Ofrecer esa información es un enorme beneficio para tu local que te diferencia frente a grandes cadenas que trabajan con distribuidores globales. No solo eso, sino que te ofrece una mayor conexión emocional con los clientes, que te perciben como parte de la comunidad.

Y, por último, te da la oportunidad de contar historias: detrás de cada producto local hay un productor, una tradición o una forma de trabajar que seguro merece 

Alimentos funcionales y saludables

No se trata solo de comer, sino de mejorar la salud con la alimentación. Los alimentos funcionales (aquellos enriquecidos con vitaminas, probióticos, minerales o proteínas) están en pleno crecimiento.

Ejemplos que conoces son los yogures con probióticos, las bebidas enriquecidas con calcio o las barritas energéticas con vitaminas añadidas. De ellos, es importante que tengas en cuenta que suelen atraer a un público dispuesto a pagar más por el beneficio extra. 

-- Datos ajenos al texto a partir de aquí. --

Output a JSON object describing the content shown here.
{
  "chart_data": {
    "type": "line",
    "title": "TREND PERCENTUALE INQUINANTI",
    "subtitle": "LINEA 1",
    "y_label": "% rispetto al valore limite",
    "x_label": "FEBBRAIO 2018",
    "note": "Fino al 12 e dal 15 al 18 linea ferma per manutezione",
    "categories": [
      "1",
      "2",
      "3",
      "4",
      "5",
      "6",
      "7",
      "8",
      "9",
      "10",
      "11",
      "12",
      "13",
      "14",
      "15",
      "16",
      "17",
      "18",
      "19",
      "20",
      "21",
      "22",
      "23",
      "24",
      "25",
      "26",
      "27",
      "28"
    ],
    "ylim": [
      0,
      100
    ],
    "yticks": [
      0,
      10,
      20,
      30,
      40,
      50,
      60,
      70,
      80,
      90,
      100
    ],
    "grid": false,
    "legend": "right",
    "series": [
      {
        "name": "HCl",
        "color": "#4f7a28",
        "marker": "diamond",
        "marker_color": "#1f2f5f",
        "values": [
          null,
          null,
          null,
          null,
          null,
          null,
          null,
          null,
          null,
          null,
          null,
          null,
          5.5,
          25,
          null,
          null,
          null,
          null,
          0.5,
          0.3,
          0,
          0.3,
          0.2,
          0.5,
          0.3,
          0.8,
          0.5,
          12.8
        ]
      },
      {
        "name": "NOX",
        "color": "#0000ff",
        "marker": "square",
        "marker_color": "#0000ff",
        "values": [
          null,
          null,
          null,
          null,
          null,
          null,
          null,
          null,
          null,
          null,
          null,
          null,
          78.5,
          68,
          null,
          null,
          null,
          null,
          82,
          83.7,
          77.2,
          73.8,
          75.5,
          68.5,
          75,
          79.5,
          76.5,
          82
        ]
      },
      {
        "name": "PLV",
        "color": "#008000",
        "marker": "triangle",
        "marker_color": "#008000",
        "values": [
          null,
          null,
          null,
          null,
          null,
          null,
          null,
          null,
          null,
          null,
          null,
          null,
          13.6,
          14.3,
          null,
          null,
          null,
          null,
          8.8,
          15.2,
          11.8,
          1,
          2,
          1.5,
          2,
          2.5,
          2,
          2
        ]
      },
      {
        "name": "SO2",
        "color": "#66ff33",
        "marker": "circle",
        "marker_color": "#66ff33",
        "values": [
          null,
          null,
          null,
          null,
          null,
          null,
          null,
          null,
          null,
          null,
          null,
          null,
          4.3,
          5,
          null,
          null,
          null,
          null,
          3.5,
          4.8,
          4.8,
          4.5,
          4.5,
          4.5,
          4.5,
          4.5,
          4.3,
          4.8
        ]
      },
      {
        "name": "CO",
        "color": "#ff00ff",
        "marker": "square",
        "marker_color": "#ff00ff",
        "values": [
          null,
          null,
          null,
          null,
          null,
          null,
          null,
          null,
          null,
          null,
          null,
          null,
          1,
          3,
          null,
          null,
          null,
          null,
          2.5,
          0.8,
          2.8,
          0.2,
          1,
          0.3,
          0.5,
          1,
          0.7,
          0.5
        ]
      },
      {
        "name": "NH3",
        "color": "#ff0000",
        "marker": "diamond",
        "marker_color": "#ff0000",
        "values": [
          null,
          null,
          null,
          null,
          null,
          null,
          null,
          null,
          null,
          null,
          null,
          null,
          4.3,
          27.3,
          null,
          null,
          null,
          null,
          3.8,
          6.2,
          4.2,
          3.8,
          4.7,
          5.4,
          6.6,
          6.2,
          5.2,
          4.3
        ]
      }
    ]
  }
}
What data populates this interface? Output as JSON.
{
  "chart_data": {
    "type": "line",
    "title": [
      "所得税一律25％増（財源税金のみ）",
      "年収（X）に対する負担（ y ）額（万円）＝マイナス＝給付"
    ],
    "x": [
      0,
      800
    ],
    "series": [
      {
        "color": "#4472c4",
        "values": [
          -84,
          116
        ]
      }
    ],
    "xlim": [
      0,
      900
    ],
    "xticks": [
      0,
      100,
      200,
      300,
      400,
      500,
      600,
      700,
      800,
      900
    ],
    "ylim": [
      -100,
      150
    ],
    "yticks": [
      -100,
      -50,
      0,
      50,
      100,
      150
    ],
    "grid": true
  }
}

Otro aspecto fundamental es colocarlos en zonas destacadas y acompañarlos de información clara y sencilla. Ten en cuenta que no sustituyen a los frescos, sino que los complementan, y eso el cliente lo debe tener claro.

Sostenibilidad: el camino del envase al producto

La preocupación por el medioambiente influye en las decisiones de compra cada vez más.

La mayoría de consumidores valoran los envases reciclables, las opciones a granel y los productos con certificaciones sostenibles. A esta demanda es importante que respondas:

  • Valora las secciones en las que pueden ser más destacables y amplía con más productos a granel o con envases compostables.
  • Señala con claridad aquellos artículos que tengan certificaciones ecológicas o de comercio justo; es una información que tu cliente agradece conocer.
  • Ofrece alternativas en la línea de cajas con bolsas reutilizables, recipientes de papel o de tela…

Las tendencias en alimentación muestran un cambio claro en los hábitos de consumo y es un reto no quedarse atrás, tanto para continuar en el punto de mira de tus clientes como para atraer a otros que hasta ahora no te habían tenido en cuenta y es el momento de que lo hagan.